Mr. Umesh Sinha, Secretary General, ECI welcomed the guests and gave a brief overview of the activities of A-WEB India Centre since its inception.
Inaugurating the Webinar, Chief Election Commissioner of India and Chairperson, A-WEB Mr Sunil Arora spoke of the "tough predicament" faced by Election Management Bodies across the world - whether and how to hold scheduled elections in a state of public health emergency.
He said the contextual framework of every country was different, the extent and trajectory of the disease varied and so did the capacity of each country to respond to the novel corona virus and its catastrophic impact. He mentioned countries such as South Korea, Australia, Malawi, Taiwan, Mongolia and many others who went ahead with scheduled elections even as they put in place the enormous arrangements required to ensure the health and safety of people while conducting elections.
Mr Arora mentioned that Elections in India pose formidable challenges on account of large electorate, geographical and linguistic diversity and differing climatic conditions. Explaining in detail the scale of the elections to the Legislative Assembly of Bihar, he mentioned that the total number of electors was 72.9 million.
Explaining the impact of Covid-19 on the election, Mr Arora highlighted how Covid-19 exigencies and social distancing measures necessitated a revisit of ECI's extant instructions. The maximum number of electors at a polling station was reduced from 1500 to 1000, and consequently, the number of polling stations jumped by 40 per cent, from 65,000 to over 100,000. These changes had huge logistics and manpower implications.
Chief Election Commissioner (CEC) also mentioned that ECI has placed a lot of emphasis on extending facilitation to senior citizens, women, Persons with disabilities and in current circumstances, ensuring franchise to COVID-19 positive voters and those in quarantine.

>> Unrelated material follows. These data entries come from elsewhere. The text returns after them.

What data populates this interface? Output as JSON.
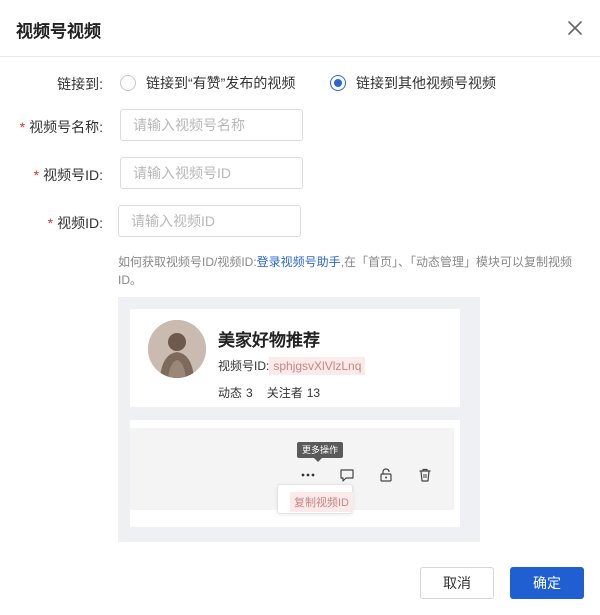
{
  "dialog": {
    "title": "视频号视频",
    "cancel_label": "取消",
    "confirm_label": "确定"
  },
  "link": {
    "label": "链接到:",
    "options": [
      {
        "label": "链接到“有赞”发布的视频",
        "checked": false
      },
      {
        "label": "链接到其他视频号视频",
        "checked": true
      }
    ]
  },
  "fields": {
    "required_mark": "*",
    "channel_name": {
      "label": "视频号名称:",
      "placeholder": "请输入视频号名称",
      "value": ""
    },
    "channel_id": {
      "label": "视频号ID:",
      "placeholder": "请输入视频号ID",
      "value": ""
    },
    "video_id": {
      "label": "视频ID:",
      "placeholder": "请输入视频ID",
      "value": ""
    }
  },
  "help": {
    "prefix": "如何获取视频号ID/视频ID:",
    "link": "登录视频号助手",
    "suffix": ",在「首页」、「动态管理」模块可以复制视频ID。"
  },
  "example": {
    "nickname": "美家好物推荐",
    "id_label": "视频号ID:",
    "id_value": "sphjgsvXlVlzLnq",
    "posts_label": "动态",
    "posts_count": "3",
    "followers_label": "关注者",
    "followers_count": "13",
    "tooltip": "更多操作",
    "copy_label": "复制视频ID",
    "icons": [
      "more-icon",
      "comment-icon",
      "lock-icon",
      "trash-icon"
    ]
  },
  "colors": {
    "primary": "#1f5fd1",
    "required": "#e03131",
    "link": "#2a66d8",
    "highlight_bg": "#fbeaea"
  }
}
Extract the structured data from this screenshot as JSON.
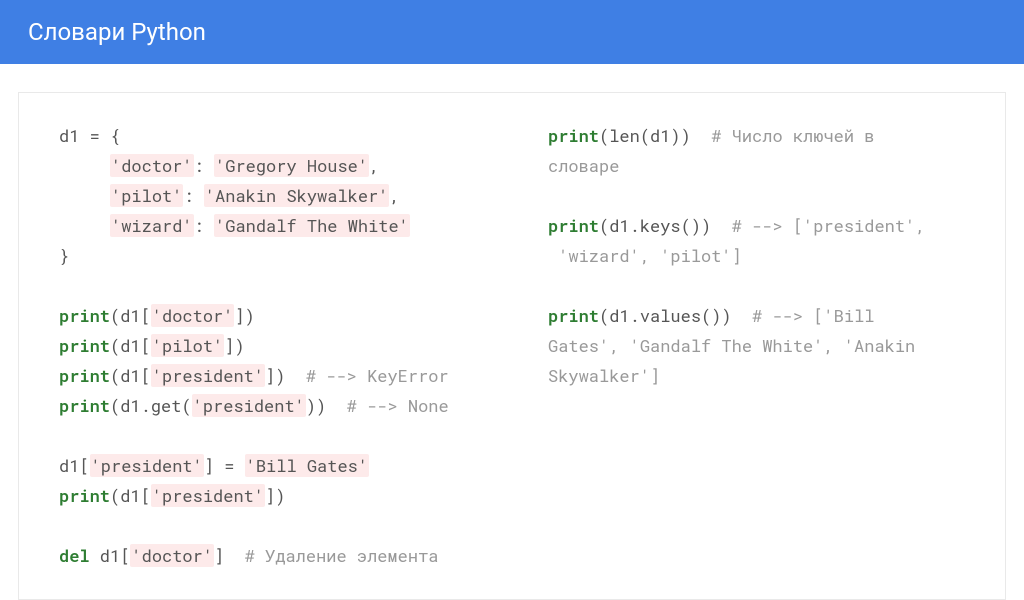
{
  "header": {
    "title": "Словари Python"
  },
  "code": {
    "left": {
      "l1": "d1 = {",
      "l2a": "     ",
      "l2b": "'doctor'",
      "l2c": ": ",
      "l2d": "'Gregory House'",
      "l2e": ",",
      "l3a": "     ",
      "l3b": "'pilot'",
      "l3c": ": ",
      "l3d": "'Anakin Skywalker'",
      "l3e": ",",
      "l4a": "     ",
      "l4b": "'wizard'",
      "l4c": ": ",
      "l4d": "'Gandalf The White'",
      "l5": "}",
      "l7a": "print",
      "l7b": "(d1[",
      "l7c": "'doctor'",
      "l7d": "])",
      "l8a": "print",
      "l8b": "(d1[",
      "l8c": "'pilot'",
      "l8d": "])",
      "l9a": "print",
      "l9b": "(d1[",
      "l9c": "'president'",
      "l9d": "])  ",
      "l9e": "# --> KeyError",
      "l10a": "print",
      "l10b": "(d1.get(",
      "l10c": "'president'",
      "l10d": "))  ",
      "l10e": "# --> None",
      "l12a": "d1[",
      "l12b": "'president'",
      "l12c": "] = ",
      "l12d": "'Bill Gates'",
      "l13a": "print",
      "l13b": "(d1[",
      "l13c": "'president'",
      "l13d": "])",
      "l15a": "del",
      "l15b": " d1[",
      "l15c": "'doctor'",
      "l15d": "]  ",
      "l15e": "# Удаление элемента"
    },
    "right": {
      "l1a": "print",
      "l1b": "(len(d1))  ",
      "l1c": "# Число ключей в",
      "l2": "словаре",
      "l4a": "print",
      "l4b": "(d1.keys())  ",
      "l4c": "# --> ['president',",
      "l5": " 'wizard', 'pilot']",
      "l7a": "print",
      "l7b": "(d1.values())  ",
      "l7c": "# --> ['Bill",
      "l8": "Gates', 'Gandalf The White', 'Anakin",
      "l9": "Skywalker']"
    }
  }
}
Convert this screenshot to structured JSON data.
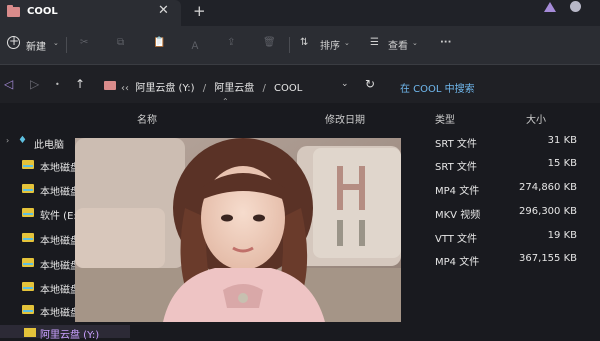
{
  "tab": {
    "title": "COOL",
    "close_icon": "close-icon",
    "new_tab_icon": "plus-icon"
  },
  "toolbar": {
    "new_label": "新建",
    "sort_label": "排序",
    "view_label": "查看",
    "more_label": "···"
  },
  "address": {
    "crumbs": [
      "阿里云盘 (Y:)",
      "阿里云盘",
      "COOL"
    ],
    "prefix": "‹‹",
    "search_placeholder": "在 COOL 中搜索"
  },
  "columns": {
    "name": "名称",
    "modified": "修改日期",
    "type": "类型",
    "size": "大小"
  },
  "sidebar": {
    "pc_label": "此电脑",
    "items": [
      {
        "label": "本地磁盘"
      },
      {
        "label": "本地磁盘"
      },
      {
        "label": "软件 (E:)"
      },
      {
        "label": "本地磁盘"
      },
      {
        "label": "本地磁盘"
      },
      {
        "label": "本地磁盘"
      },
      {
        "label": "本地磁盘"
      }
    ],
    "selected_label": "阿里云盘 (Y:)"
  },
  "files": [
    {
      "type": "SRT 文件",
      "size": "31 KB"
    },
    {
      "type": "SRT 文件",
      "size": "15 KB"
    },
    {
      "type": "MP4 文件",
      "size": "274,860 KB"
    },
    {
      "type": "MKV 视频",
      "size": "296,300 KB"
    },
    {
      "type": "VTT 文件",
      "size": "19 KB"
    },
    {
      "type": "MP4 文件",
      "size": "367,155 KB"
    }
  ],
  "colors": {
    "accent": "#70b8ee",
    "folder": "#d98b8b",
    "drive": "#e4c33a"
  }
}
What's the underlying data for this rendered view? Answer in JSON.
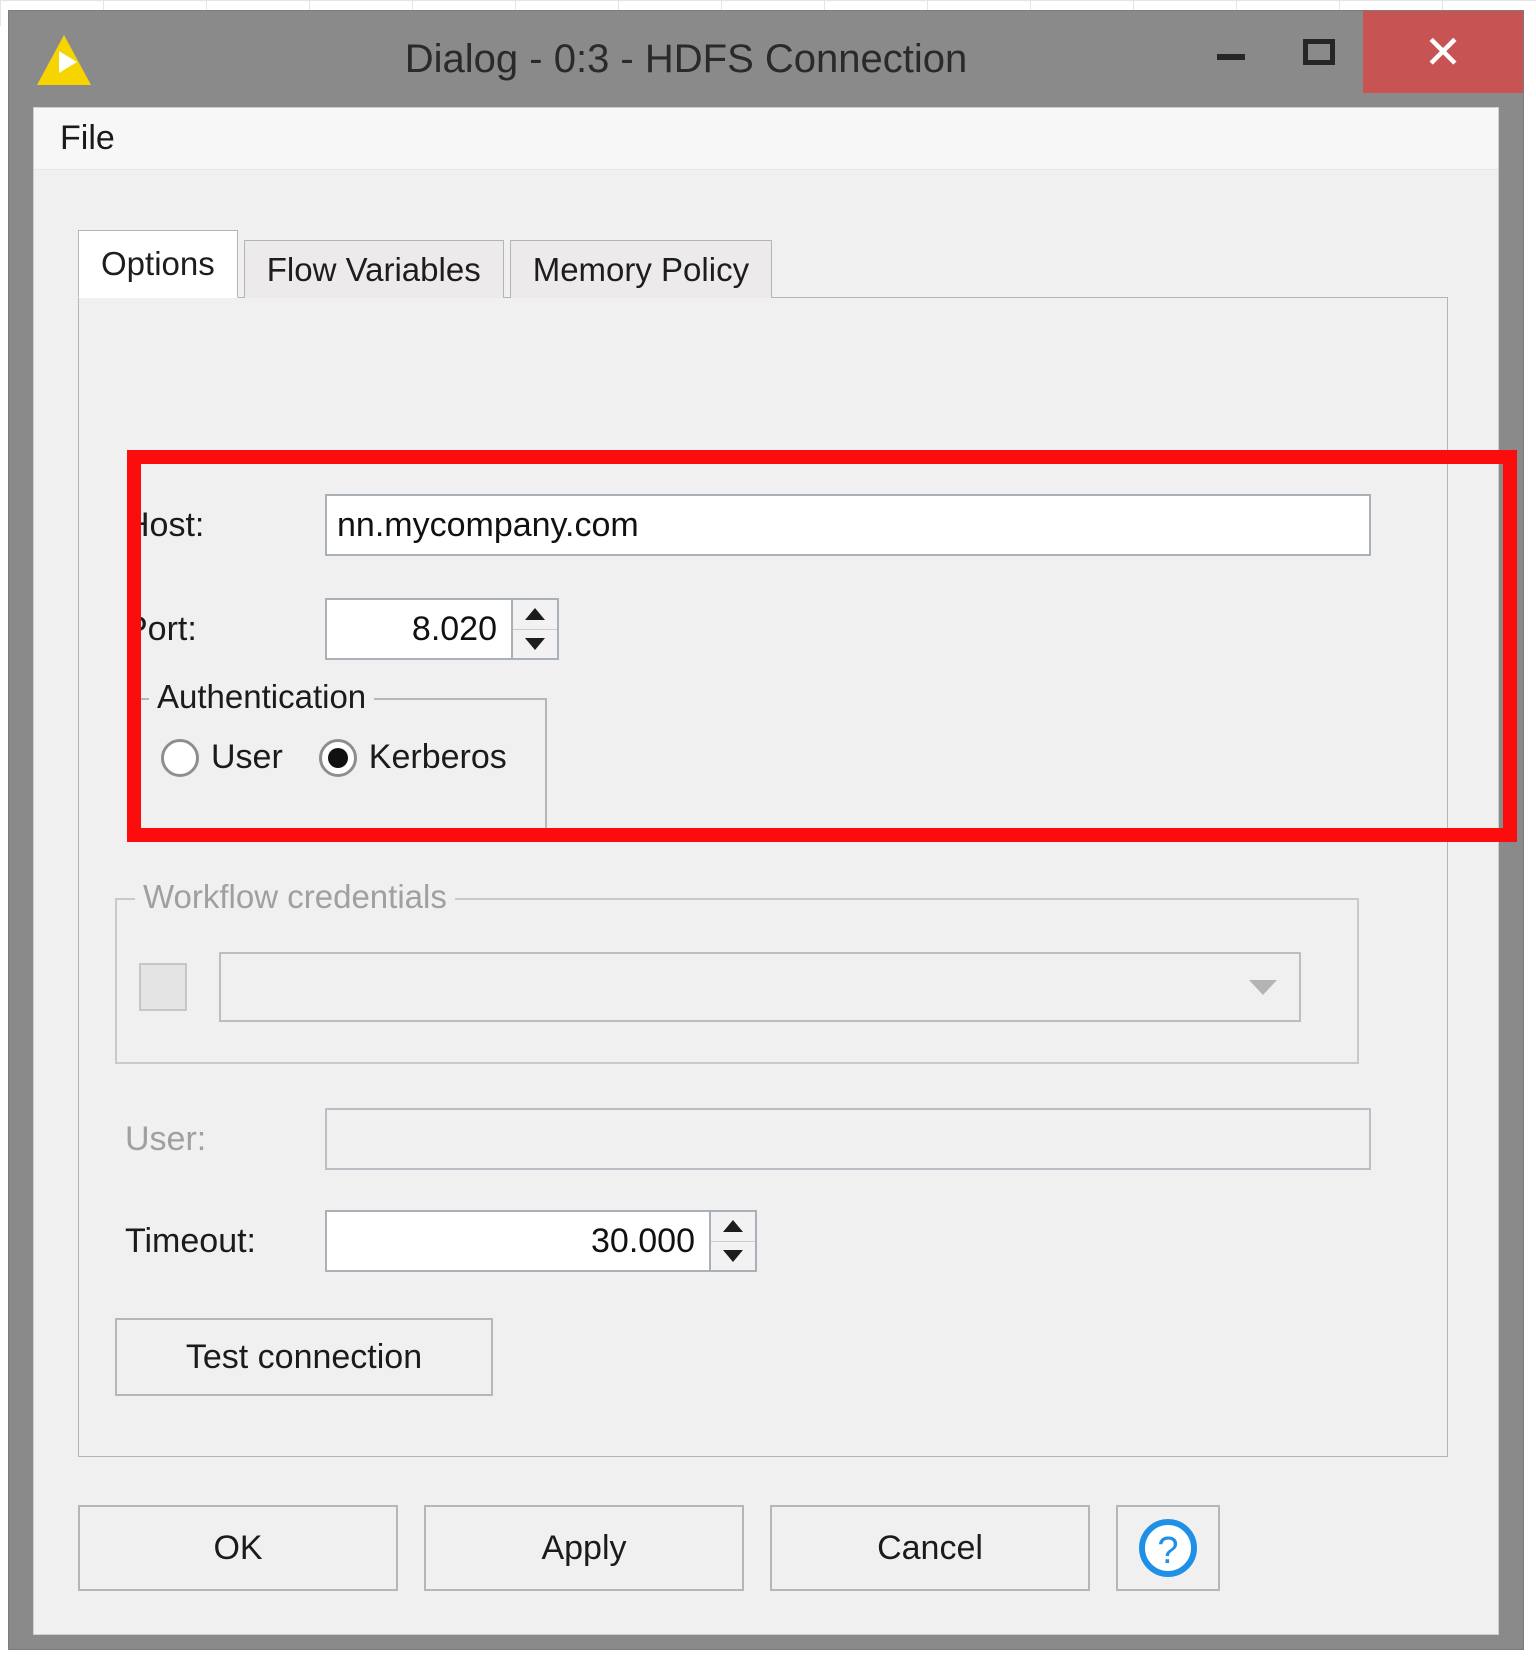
{
  "window": {
    "title": "Dialog - 0:3 - HDFS Connection",
    "app_icon": "knime-triangle-icon",
    "controls": {
      "minimize": "minimize-icon",
      "maximize": "maximize-icon",
      "close": "close-icon"
    },
    "close_button_color": "#c75353",
    "titlebar_color": "#8a8a8a"
  },
  "menubar": {
    "items": [
      {
        "label": "File"
      }
    ]
  },
  "tabs": [
    {
      "label": "Options",
      "selected": true
    },
    {
      "label": "Flow Variables",
      "selected": false
    },
    {
      "label": "Memory Policy",
      "selected": false
    }
  ],
  "annotation": {
    "highlight_color": "#fc0d0d",
    "shape": "rectangle"
  },
  "options": {
    "host": {
      "label": "Host:",
      "value": "nn.mycompany.com",
      "placeholder": "",
      "enabled": true
    },
    "port": {
      "label": "Port:",
      "value": "8.020",
      "enabled": true,
      "spinner": true
    },
    "authentication": {
      "group_label": "Authentication",
      "enabled": true,
      "options": [
        {
          "label": "User",
          "selected": false
        },
        {
          "label": "Kerberos",
          "selected": true
        }
      ]
    },
    "workflow_credentials": {
      "group_label": "Workflow credentials",
      "enabled": false,
      "checkbox_checked": false,
      "dropdown_value": "",
      "dropdown_icon": "chevron-down-icon"
    },
    "user": {
      "label": "User:",
      "value": "",
      "enabled": false
    },
    "timeout": {
      "label": "Timeout:",
      "value": "30.000",
      "enabled": true,
      "spinner": true
    },
    "test_connection": {
      "label": "Test connection"
    }
  },
  "footer": {
    "ok_label": "OK",
    "apply_label": "Apply",
    "cancel_label": "Cancel",
    "help_icon": "help-question-icon",
    "help_color": "#1e90e8"
  }
}
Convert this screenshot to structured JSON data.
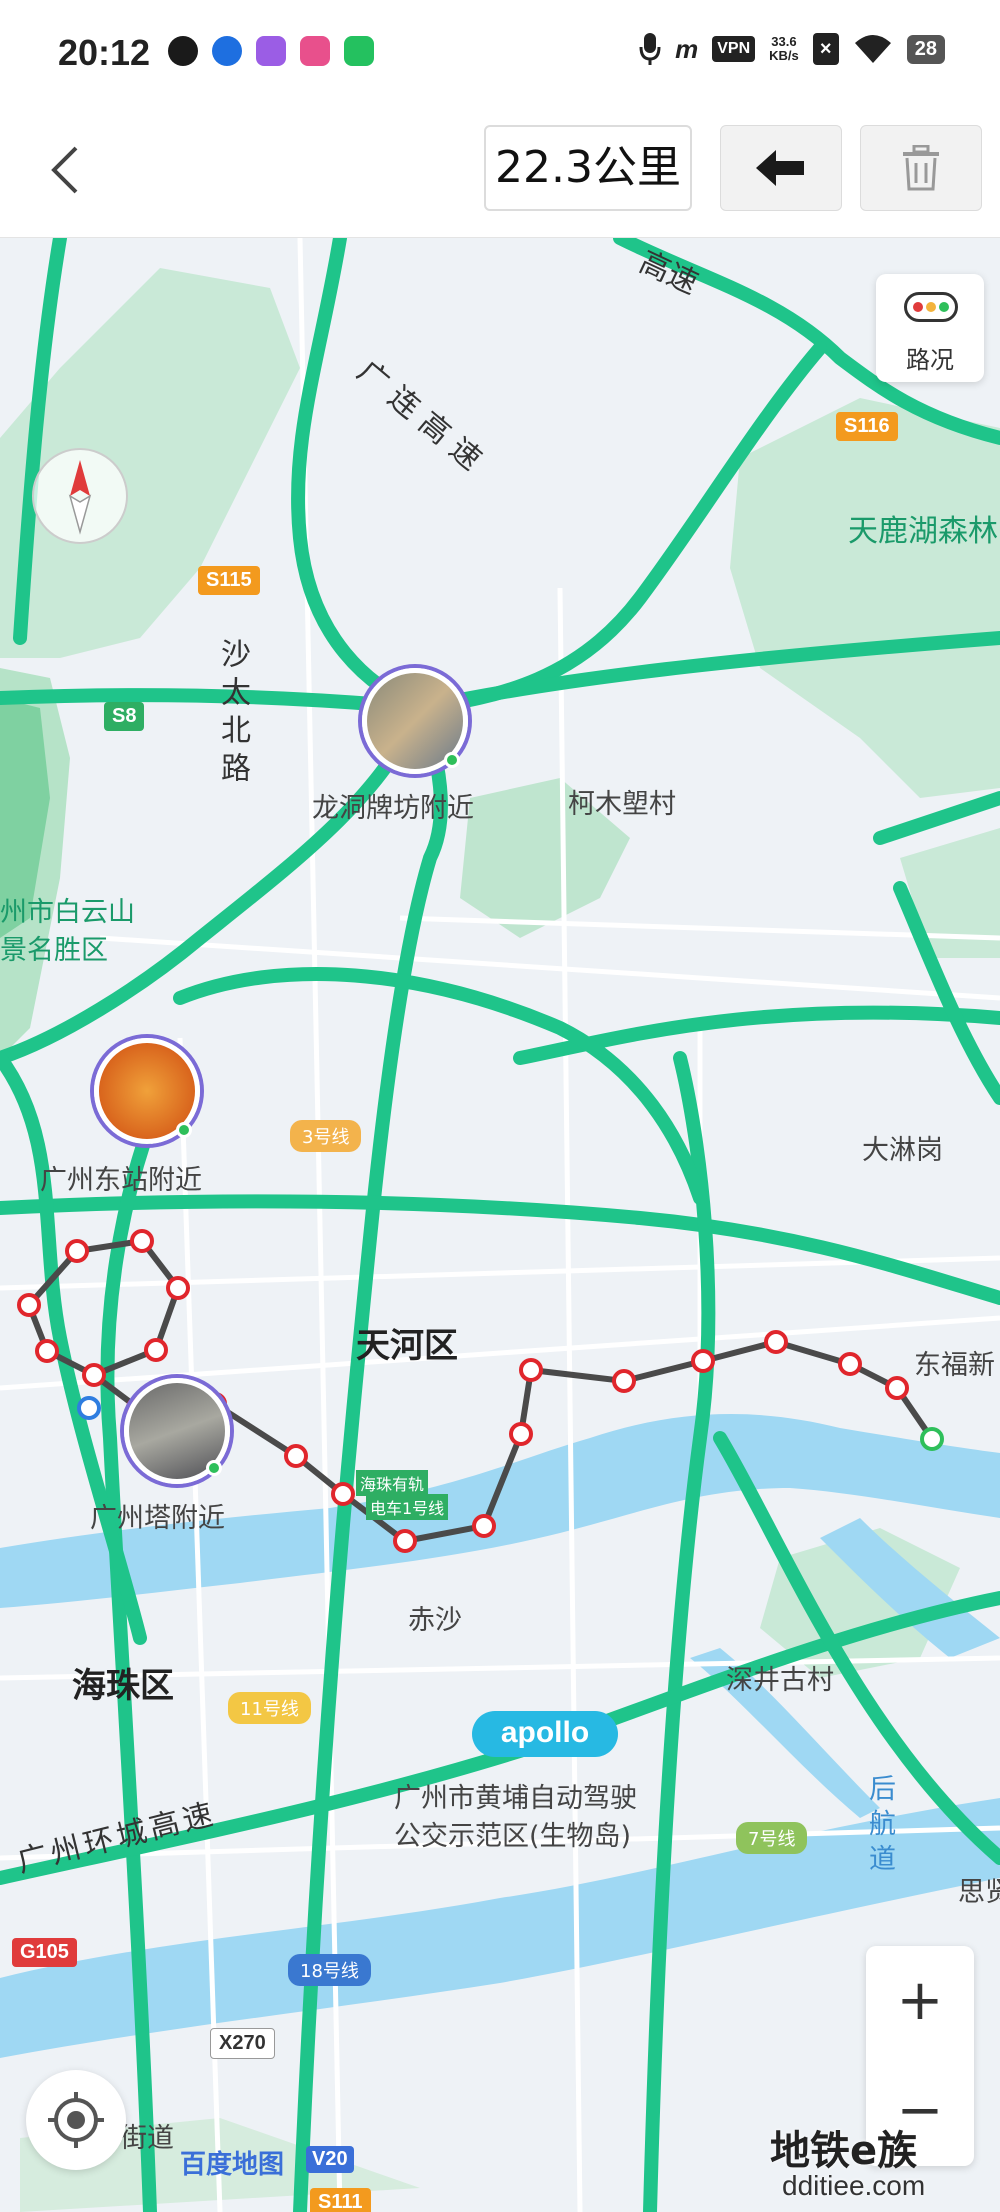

In this context, the CEC mentioned how, beginning with the elections to the Legislative Assembly of Jharkhand in November-December 2019, and elections to the Legislative Assembly of Delhi in February 2020, the postal ballot facility was extended to voters who were aged more than 80 years, persons with disabilities and those engaged in specified essential services. This facility of postal ballot was also extended to COVID-19 positive electors who were in quarantine/hospitalized.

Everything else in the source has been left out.